Circle Ventures invests in Flutterwave, adds USDC settlement
Flutterwave is expanding its stablecoin infrastructure with support for USDC settlement after receiving a strategic investment from Circle Ventures, as the African payments company builds more blockchain-based rails for cross-border payments.
The deal will allow businesses using Flutterwave to collect payments through local methods and settle in USDC, giving them another option for moving money across borders and accessing digital dollar liquidity.
Flutterwave did not disclose the size of Circle Ventures’ investment.
The integration expands Flutterwave’s stablecoin strategy beyond its existing partnership with Ripple, under which Ripple USD (RLUSD) is expected to serve as the default stablecoin across the company’s stablecoin products.
Rather than betting on one digital asset, Flutterwave is positioning itself as a multi-rail payments platform where businesses can move between bank transfers, cards, mobile money, fiat currencies and stablecoins through the same infrastructure.
Why Flutterwave is adding USDC
Stablecoins are increasingly being used by businesses for cross-border settlement, treasury management and access to dollar-denominated liquidity, particularly in markets where international payments can be slow or expensive.
By integrating USDC settlement, Flutterwave says businesses will be able to receive payments through local channels and choose to settle in USDC when it better suits their operations.
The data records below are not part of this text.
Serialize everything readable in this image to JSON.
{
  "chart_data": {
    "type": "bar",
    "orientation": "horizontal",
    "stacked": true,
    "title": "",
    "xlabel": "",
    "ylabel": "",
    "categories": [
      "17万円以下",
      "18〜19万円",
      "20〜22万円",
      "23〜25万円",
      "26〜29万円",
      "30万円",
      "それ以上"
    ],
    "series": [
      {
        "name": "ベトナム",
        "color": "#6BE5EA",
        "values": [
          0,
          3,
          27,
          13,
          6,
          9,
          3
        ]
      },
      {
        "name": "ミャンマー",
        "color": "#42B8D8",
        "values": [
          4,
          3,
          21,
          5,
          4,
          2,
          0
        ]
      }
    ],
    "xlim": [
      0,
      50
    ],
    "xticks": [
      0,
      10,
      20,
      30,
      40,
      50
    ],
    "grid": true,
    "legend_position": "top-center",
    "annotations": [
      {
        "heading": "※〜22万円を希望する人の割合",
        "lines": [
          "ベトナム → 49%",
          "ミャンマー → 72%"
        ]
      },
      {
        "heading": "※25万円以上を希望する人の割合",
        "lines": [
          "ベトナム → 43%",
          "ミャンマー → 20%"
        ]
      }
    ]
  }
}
The company expects the option to reduce settlement delays and allow transactions to continue beyond traditional banking hours.
The integration could also make it easier for businesses already holding or managing treasury operations in USDC to enter African markets without building separate connections to local payment systems.
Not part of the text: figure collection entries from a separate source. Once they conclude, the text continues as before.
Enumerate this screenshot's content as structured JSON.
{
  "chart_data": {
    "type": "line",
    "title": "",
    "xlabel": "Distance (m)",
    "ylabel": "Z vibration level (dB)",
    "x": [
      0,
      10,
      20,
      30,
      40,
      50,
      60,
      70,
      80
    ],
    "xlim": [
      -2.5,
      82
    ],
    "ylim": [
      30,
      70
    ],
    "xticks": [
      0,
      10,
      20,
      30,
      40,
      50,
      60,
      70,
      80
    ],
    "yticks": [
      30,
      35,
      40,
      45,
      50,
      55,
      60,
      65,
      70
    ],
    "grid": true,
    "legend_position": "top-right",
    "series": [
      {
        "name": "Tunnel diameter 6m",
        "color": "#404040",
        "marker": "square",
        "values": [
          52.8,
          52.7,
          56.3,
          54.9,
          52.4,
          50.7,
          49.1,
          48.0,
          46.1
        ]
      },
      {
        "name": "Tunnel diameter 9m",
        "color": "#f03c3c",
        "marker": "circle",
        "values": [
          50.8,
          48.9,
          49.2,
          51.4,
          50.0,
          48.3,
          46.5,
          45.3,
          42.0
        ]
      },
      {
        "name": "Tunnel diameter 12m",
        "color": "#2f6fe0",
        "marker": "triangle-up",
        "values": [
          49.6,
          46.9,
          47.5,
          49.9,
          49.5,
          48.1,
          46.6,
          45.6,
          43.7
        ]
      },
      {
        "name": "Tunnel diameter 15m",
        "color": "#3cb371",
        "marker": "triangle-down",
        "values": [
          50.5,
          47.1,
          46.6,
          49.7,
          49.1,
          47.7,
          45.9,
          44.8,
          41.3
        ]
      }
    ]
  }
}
For Flutterwave, that is the larger opportunity. The company already connects banks, cards, mobile money networks and local payment methods across multiple African markets. Stablecoins are now being added as another settlement layer on top of that network.
Flutterwave is taking a multi-stablecoin approach
USDC will not replace Flutterwave’s existing stablecoin infrastructure.
The payments company said its partnership with Ripple remains central to its strategy, with RLUSD set to become the default stablecoin across its stablecoin products. The infrastructure will be supported by Ripple Payments and the XRP Ledger for enterprise settlement and cross-border transactions.
USDC will operate alongside RLUSD, giving businesses more choice over how they settle transactions.
That approach reflects a broader reality in cross-border payments: no single rail works for every business.
A remittance company may prioritise instant settlement. An exporter may want access to dollar liquidity. A global marketplace may need to collect locally and settle internationally, while a multinational company may have more complex treasury requirements.
Flutterwave wants to sit between those needs and the infrastructure required to meet them.
Stablecoins are becoming part of Africa’s payment infrastructure
The integration comes as African payment companies increasingly explore stablecoins as an alternative rail for moving money across borders.
Traditional cross-border transactions can involve several intermediaries, including banks, foreign exchange providers, compliance systems and local payout networks. Each layer can increase the cost and time required to complete a transaction.
Stablecoins can shorten parts of that process by allowing value to move on blockchain networks, but businesses still need connections to local currencies and payment methods at either end of the transaction.
This is where companies like Flutterwave see an opportunity.
Instead of asking businesses to choose between traditional finance and blockchain infrastructure, Flutterwave is building a system that connects both. Customers can choose the outcome they need, while the company manages the payment rails behind the scenes.
The next phase of Flutterwave’s payments infrastructure
Flutterwave says it has processed more than one billion transactions worth over $50 billion since it was founded, building its business by connecting fragmented payment systems across Africa.
Its next phase is increasingly focused on connecting those local payment networks to new forms of global liquidity.
Circle Ventures’ investment gives Flutterwave a closer relationship with the company behind USDC, while its Ripple partnership provides another stablecoin and blockchain settlement route.
Together, the partnerships show how Flutterwave is preparing for a payments market where businesses may move between fiat currencies and digital dollars depending on cost, speed, geography and treasury needs.
For Flutterwave, the bet is not that stablecoins will replace cards, banks or mobile money. It is that the future of payments will require all of them to work together.